The next day, I was able to conduct on-camera interviews with both Susan and Jean, documenting their memories of participating in the Gay Games, as well as some of Susan’s other achievements. One of the funnier recollections was from her time competing at the Melbourne Olympics. She had been picked up and driven to a reception hosted by the USOC in the days following her competitions. It wasn’t until she got into the reception that she became aware of the fact that the man who she thought was merely a chauffeur, and walked into the party with her, was none other than Olympic legend Jesse Owens. Ah, the innocence of a 16-year-old high school student.

In 2018, Susan announced that she had been dealing with an aggressive form of cancer, but still remained active online. She had moved to Hawaii by this time, but we continued to interact regularly on social media. We last texted on November 15, 2019.

On November 30, she posted four articles - one dealing with women’s reproductive rights, two on climate change and its impact on the food supply, and one noting that smugglers had cut a hole in the US-Mexico border wall and were driving through it, which made us both laugh.

Since I was preparing for a month-long holiday to Australia and New Zealand beginning two weeks later, I wasn’t as active on social media as I usually was.
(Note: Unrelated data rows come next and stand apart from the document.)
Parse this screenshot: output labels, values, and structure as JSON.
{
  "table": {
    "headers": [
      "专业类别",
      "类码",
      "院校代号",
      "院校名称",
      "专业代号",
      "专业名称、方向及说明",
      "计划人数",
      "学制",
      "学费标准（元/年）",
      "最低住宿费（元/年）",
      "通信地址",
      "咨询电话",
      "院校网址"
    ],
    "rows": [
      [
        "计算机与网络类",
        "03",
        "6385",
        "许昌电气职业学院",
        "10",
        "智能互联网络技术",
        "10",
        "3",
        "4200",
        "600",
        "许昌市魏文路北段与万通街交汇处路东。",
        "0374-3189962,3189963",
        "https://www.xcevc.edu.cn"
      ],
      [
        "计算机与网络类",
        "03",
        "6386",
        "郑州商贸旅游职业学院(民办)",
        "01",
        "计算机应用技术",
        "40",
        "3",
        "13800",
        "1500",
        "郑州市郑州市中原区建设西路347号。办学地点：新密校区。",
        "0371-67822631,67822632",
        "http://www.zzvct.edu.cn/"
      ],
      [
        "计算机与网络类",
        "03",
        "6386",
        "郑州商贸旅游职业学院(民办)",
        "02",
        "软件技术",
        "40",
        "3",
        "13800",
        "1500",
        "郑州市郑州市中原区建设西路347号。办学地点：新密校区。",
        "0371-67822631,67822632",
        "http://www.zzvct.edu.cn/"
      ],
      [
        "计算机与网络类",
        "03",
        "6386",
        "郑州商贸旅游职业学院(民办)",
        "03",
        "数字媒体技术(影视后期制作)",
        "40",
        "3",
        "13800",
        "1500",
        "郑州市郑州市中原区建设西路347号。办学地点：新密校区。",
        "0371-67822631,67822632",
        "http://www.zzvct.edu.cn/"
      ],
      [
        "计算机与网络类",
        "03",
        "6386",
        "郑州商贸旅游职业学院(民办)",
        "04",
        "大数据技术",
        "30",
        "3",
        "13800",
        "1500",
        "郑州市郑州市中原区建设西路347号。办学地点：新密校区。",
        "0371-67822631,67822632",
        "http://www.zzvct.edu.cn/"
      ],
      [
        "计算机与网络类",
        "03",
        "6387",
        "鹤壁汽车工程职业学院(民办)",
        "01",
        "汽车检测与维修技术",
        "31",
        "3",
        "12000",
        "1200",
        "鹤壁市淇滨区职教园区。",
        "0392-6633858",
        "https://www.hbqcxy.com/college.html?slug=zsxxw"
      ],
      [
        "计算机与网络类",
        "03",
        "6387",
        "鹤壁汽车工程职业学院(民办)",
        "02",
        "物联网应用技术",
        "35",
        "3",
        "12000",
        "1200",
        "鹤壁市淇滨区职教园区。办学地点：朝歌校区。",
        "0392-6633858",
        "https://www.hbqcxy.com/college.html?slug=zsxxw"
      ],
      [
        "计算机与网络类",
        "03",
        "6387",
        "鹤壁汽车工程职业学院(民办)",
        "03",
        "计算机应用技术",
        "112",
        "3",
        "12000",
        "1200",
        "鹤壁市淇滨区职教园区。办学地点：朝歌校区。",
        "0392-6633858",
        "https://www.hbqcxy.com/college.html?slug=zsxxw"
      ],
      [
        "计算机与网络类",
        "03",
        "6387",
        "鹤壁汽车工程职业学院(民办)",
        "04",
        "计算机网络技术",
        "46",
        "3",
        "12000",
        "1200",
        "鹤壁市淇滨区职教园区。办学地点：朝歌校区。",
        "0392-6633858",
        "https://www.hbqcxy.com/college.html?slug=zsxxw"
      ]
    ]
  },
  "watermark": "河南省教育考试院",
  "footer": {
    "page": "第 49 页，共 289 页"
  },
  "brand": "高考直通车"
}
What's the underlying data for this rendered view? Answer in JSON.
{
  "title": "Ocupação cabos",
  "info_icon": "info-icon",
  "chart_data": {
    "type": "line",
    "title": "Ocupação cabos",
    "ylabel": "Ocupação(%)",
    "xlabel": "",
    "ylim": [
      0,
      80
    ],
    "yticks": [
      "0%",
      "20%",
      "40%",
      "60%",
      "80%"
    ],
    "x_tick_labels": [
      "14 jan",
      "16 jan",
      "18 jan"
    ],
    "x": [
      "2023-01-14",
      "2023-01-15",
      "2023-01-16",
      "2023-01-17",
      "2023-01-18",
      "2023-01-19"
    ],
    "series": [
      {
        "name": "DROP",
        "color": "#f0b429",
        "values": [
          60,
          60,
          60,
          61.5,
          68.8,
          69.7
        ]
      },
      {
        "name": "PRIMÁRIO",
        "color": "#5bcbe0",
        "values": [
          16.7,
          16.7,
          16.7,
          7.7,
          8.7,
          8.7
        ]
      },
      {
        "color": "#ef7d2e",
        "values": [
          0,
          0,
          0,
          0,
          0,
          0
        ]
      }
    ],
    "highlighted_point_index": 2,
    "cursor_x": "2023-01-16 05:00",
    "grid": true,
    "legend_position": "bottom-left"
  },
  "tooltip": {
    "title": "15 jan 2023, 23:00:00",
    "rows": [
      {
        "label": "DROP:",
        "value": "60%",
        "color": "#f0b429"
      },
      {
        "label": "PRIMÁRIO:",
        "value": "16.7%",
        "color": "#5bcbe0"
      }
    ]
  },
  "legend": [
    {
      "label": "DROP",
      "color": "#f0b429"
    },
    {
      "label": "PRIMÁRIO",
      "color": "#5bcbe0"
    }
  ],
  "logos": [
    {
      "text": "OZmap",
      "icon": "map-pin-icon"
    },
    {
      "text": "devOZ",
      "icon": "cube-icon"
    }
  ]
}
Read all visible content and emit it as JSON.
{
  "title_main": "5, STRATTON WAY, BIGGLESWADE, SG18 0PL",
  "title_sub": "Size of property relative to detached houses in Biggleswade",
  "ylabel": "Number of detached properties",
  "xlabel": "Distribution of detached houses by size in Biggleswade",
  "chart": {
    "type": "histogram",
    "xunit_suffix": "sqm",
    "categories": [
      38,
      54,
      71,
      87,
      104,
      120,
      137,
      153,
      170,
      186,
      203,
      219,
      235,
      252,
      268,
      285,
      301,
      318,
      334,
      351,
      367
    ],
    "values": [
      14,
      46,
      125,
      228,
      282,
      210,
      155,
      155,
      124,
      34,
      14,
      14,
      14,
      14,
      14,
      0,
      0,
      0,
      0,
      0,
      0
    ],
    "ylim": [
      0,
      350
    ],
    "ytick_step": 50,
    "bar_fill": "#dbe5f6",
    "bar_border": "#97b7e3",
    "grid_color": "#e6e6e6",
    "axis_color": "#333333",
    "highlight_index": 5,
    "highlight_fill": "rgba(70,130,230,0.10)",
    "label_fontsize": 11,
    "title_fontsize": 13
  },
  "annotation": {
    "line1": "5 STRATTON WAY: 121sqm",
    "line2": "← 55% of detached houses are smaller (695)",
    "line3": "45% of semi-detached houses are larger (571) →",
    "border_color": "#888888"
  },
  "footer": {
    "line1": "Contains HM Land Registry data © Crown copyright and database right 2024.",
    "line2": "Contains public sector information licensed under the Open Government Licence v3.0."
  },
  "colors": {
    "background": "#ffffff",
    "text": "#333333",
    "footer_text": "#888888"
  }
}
It wasn’t until I returned from my travels that I went to check in on her, only to discover that she had passed away later that same day - 30 November - after posting those items.

In February 2019, we lost author-activist-athlete Patricia Nell Warren after her three-year battle with lung cancer. Her book “The Frontrunner” was one of the great touchstones of the LGBTIQ sports movement that helped inspire Tom Waddell to create the Gay Games. Patricia and I had been friends for more than two decades. She had served as an Honorary Co-Chair for the Los Angeles 2006 bid committee, and was my housemate in 2013-2015.

Now, losing Susan was another major blow. Other than Jean Tretter, she was the only person left whom I had worked with on the Gay Games during my early years. As difficult as it was losing Patricia, Susan’s loss was even more difficult, since she was the one who had engaged and supported me as a novice in the LGBTQ+ sports movement: she was the one who had taken the flame and passed it on to me.

During my time on the FGG Board, I made it a point to make sure those who were new to the family were given an education of those who came before them. Although participating at the Gay Games had become less a political statement for those from countries where LGBTIQ rights were making great strides, I was drawn to those whose work was breaking ground in their homelands. I felt it my obligation to provide for them what Susan, Patricia, Tom, Jean and other community leaders had done for so many of us in those early years.

Working with organizers in Brazil, Mexico, Honduras, Russia, Bulgaria, South Africa, Cambodia, Hong Kong, and Southeast Asia, among other developing countries, has become my passion. Having launched a team at a time when there was no track record or example to follow allows me to understand the frustration and difficulties many of our new leaders still face today in places where their lives are threatened on a daily basis. Just as the flame had been passed to me, I now have the opportunity to pass it on for others, in hopes that we may someday live in a world where an event such as the Gay Games is merely a celebration instead of a statement for rights and equality.

We have a long way to go to get to that point, but we owe it to the likes of Susan McGreivy and others to continue that fight to shine a light on the injustices we face.